È Annarosa Ceriani che racconta, mamma di un ragazzo che da 2 anni è accolto nella Comunità di San Patrignano e sta compiendo un percorso per «ritrovare la parte migliore di sé, sepolta sotto droga e alcol, ma soprattutto resa sterile dalle sue paure di vivere».

«L’Associazione Amici di San Patrignano ci ha accolti quando eravamo a brandelli, divorati da anni di tossicodipendenza, disperati e incattiviti da ciò che avevamo vissuto» spiega Anna. E Anna li ha contati i giovedì in cui ha percorso questa strada, sono esattamente 112, ciascuno con la propria storia, non sempre facile. Ogni volta quello che si fa è soprattutto ascoltare, nel rispetto delle esperienze di ciascuno: «I ragazzi raccontano le fatiche ad altri ragazzi che hanno vissuto la stessa esperienza, e i genitori fanno lo stesso con altri genitori. È un gruppo di auto mutuo aiuto». E così da utenti si diventa volontari, «è il bello di questa associazione: da persona bisognosa di aiuto diventi persona che può dare aiuto». Le famiglie che continuano a frequentare in modo assiduo l’associazione diventano così nuova linfa per le famiglie che si approcciano a questa realtà per la prima volta.

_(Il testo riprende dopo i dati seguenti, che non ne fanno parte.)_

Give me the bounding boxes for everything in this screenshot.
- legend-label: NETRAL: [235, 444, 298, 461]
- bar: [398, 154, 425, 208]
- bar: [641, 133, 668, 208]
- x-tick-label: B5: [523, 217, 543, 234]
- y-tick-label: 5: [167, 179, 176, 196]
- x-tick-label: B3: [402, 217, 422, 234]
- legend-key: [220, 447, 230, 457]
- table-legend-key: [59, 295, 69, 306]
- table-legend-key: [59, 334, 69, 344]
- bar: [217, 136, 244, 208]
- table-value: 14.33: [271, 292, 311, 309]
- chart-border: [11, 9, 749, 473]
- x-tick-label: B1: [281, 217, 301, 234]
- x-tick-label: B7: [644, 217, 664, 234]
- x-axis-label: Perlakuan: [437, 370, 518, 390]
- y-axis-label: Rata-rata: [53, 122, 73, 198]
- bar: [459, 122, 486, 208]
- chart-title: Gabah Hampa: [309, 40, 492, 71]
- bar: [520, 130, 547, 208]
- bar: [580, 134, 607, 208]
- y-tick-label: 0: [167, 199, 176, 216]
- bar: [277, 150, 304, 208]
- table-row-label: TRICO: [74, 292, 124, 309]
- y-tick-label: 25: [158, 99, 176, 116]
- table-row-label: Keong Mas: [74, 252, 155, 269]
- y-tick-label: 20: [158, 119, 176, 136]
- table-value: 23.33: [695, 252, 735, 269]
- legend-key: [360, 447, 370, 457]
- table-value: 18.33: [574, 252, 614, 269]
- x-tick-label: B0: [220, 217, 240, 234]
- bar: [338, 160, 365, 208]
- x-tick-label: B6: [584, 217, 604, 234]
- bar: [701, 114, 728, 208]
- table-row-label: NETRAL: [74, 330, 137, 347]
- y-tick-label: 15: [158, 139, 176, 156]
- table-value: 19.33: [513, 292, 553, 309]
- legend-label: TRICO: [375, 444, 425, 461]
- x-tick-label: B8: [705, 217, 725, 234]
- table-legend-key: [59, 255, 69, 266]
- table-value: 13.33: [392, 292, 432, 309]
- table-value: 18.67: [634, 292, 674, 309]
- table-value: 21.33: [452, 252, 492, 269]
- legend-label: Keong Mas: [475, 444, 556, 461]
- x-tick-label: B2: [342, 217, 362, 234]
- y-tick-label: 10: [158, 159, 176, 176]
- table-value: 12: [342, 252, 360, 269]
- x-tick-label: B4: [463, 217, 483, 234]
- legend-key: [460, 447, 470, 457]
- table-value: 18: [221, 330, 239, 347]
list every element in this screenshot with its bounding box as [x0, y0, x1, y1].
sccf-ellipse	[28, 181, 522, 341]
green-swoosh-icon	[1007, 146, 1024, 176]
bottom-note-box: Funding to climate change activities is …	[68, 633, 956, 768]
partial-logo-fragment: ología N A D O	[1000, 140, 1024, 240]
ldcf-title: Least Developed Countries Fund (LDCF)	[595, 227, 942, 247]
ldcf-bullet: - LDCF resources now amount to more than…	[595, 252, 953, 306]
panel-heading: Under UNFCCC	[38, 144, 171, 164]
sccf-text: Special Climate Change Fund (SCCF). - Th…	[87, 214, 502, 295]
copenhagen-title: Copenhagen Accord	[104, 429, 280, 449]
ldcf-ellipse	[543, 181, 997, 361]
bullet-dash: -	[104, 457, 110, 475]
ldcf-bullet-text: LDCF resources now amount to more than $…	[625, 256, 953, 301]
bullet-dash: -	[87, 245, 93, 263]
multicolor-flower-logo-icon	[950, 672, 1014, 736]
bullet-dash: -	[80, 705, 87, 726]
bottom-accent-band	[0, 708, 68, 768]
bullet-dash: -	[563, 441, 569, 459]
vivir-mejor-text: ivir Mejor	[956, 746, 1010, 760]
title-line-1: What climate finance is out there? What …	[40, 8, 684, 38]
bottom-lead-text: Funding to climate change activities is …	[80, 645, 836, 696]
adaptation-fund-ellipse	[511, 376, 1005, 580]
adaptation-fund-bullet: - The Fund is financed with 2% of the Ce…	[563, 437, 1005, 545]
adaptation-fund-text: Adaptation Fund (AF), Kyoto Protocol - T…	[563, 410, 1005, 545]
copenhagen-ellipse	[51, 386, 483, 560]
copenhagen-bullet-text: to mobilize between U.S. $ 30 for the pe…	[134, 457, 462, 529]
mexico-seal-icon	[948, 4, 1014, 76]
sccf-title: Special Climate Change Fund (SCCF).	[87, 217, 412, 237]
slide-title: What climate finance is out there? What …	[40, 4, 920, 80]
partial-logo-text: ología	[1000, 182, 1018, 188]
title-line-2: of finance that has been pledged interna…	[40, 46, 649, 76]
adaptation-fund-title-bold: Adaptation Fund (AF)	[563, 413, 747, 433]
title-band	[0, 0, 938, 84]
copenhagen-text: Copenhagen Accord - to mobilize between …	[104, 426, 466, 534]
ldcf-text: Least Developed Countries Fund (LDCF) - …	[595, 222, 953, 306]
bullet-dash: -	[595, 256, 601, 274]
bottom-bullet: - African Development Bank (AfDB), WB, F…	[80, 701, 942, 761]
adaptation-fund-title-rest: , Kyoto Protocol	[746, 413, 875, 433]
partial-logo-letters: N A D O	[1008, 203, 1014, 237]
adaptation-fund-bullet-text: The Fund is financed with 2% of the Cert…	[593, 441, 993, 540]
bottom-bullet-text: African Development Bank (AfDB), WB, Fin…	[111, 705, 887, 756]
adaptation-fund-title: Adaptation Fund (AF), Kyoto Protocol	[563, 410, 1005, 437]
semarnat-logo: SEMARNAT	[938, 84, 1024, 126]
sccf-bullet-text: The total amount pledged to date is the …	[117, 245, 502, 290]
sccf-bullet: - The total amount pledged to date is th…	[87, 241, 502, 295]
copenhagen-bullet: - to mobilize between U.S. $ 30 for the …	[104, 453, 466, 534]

Un passaggio significativo: «Mi ha aiutato a capire che anche io ho delle risorse anche se non sapevo più riconoscerle. Risorse che prima ho utilizzato per riprendermi e per rimettere in sesto la mia famiglia. Poi una volta riscoperte, ho iniziato a metterle a disposizione anche degli altri». E a partire da questi momenti l’impegno prosegue con incontri nelle scuole e negli oratori con genitori e ragazzi, perché la lotta al disagio passa anche dalla prevenzione, ci spiega: «Una delle cose importanti è mettersi in rete prima, ed è per questo che abbiamo iniziato a lavorare sul territorio». Un impegno che Anna ha assunto con il tempo, in modo graduale: «Nessuno ti forza e questo è la cosa più importante. Dai del tuo quando te la senti. Il primo passaggio è stato quello di riacquistare la propria dignità» spiega. «Vivere un figlio o un fratello con gravi problemi di tossicodipendenza vuol dire lentamente essere complici e perdere la dignità, perché facciamo cose che non avremmo mai pensato di poter fare, come denunciare nostro figlio o saldare i suoi debiti finanziando così l’illegalità. La prima opportunità è proprio quella di togliere il fango insieme alle altre famiglie che hanno vissuto la stessa esperienza. Se ci mettiamo insieme ce la facciamo, noi ce l’abbiamo fatta e quindi ce la farete anche voi: è questo il messaggio dell’associazione». Una bella riscoperta dopo anni di cose brutte: nasce così il bisogno di comunicarlo anche ad altri, di fargli sapere che hanno loro potranno farcela. Un nuovo impegno da volontari per aiutare chi vive le stesse sofferenze che hai vissuto anche tu.